A partir de sua experiência pessoal, Rebeca Mendes abraçou a causa do aborto legal e, em 2020, criou o projeto Vivas, que leva mulheres a países onde o procedimento não é crime, entre eles Colômbia e Argentina. “Se eu for olhar o todo, é muito pouco, mas, quando a gente muda a história de uma mulher, muda também o mundo dela”, afirma, antes de lamentar a dificuldade no Brasil para o abortamento, inclusive nos casos previstos em lei. A dificuldade citada pela advogada materializou-se no recente caso, em Santa Catarina, de uma menina de 10 anos que engravidou após sofrer estupro. A menor teve o direito ao aborto negado pelo hospital e, em seguida, pela juíza Joana Ribeiro Zimmer, que, não bastasse o drama da vítima, submeteu a requerente a constrangimentos durante a audiência. Uma tripla violência, duas delas praticadas pelo Estado que deveria proteger a garota.

“Estamos diante de um fanatismo de perseguição às mulheres”, diz a antropóloga Débora Diniz

Na contramão do Código Penal de 1940, que garante o direito ao aborto às mulheres vítimas de violência sexual, independentemente do tempo da gestação, ao negar o procedimento o hospital alegou haver um protocolo interno a estipular em 20 semanas o limite para o aborto sem autorização judicial. Com 22 semanas àquela altura, a menina e a mãe buscaram o amparo da Justiça, mas Zimmer não só induziu a criança a não abortar como a encaminhou a um abrigo, na tentativa de evitar que a família insistisse no procedimento. A magistrada perguntou se a criança poderia “esperar um pouquinho” até o feto ter chance de sobreviver para, ao nascer, ser entregue à adoção. “A decisão tem de se dar entre aqueles que sabem cuidar da criança.

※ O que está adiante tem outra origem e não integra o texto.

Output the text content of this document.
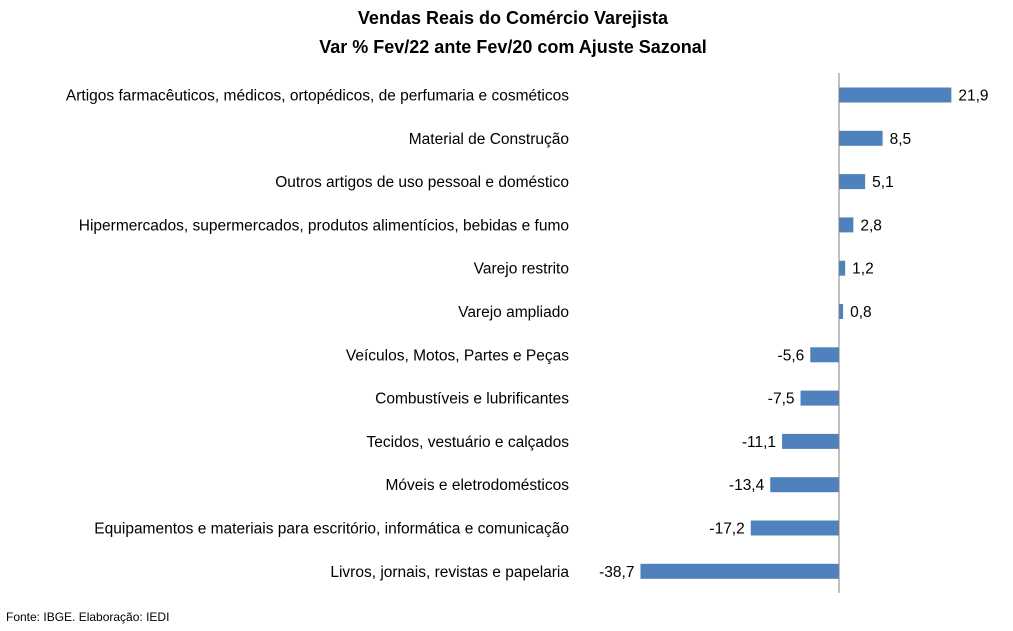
Vendas Reais do Comércio Varejista
Var % Fev/22 ante Fev/20 com Ajuste Sazonal
Artigos farmacêuticos, médicos, ortopédicos, de perfumaria e cosméticos	21,9
Material de Construção	8,5
Outros artigos de uso pessoal e doméstico	5,1
Hipermercados, supermercados, produtos alimentícios, bebidas e fumo	2,8
Varejo restrito	1,2
Varejo ampliado	0,8
Veículos, Motos, Partes e Peças	-5,6
Combustíveis e lubrificantes	-7,5
Tecidos, vestuário e calçados	-11,1
Móveis e eletrodomésticos	-13,4
Equipamentos e materiais para escritório, informática e comunicação	-17,2
Livros, jornais, revistas e papelaria -38,7
Fonte: IBGE. Elaboração: IEDI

Jamais deve tomar manchete de jornal, não precisa de Justiça nem de política. O debate não é sobre aborto. Uma menininha de 10 anos é só para ser protegida e ter uma vida livre de violência. Estamos diante de um fanatismo de perseguição às mulheres”, destaca a antropóloga Débora Diniz, pesquisadora e ativista da causa da descriminalização do aborto. “A atuação do Estado deveria ser só uma: garantir rapidamente o acesso ao procedimento solicitado ali, sem gerar nenhuma barreira nem tentar convencê-la do contrário. Este não é o papel do Estado”, completa a advogada Gabriela Rondon, da Anis Instituto de Bioética. A atuação da juíza, reforçada pela promotora pública na audiência, motivou protestos em São Paulo e em outras cidades brasileiras. Somente após a repercussão do caso e de 42 dias encarcerada num abrigo, a criança conseguiu, enfim, a autorização para realizar o aborto.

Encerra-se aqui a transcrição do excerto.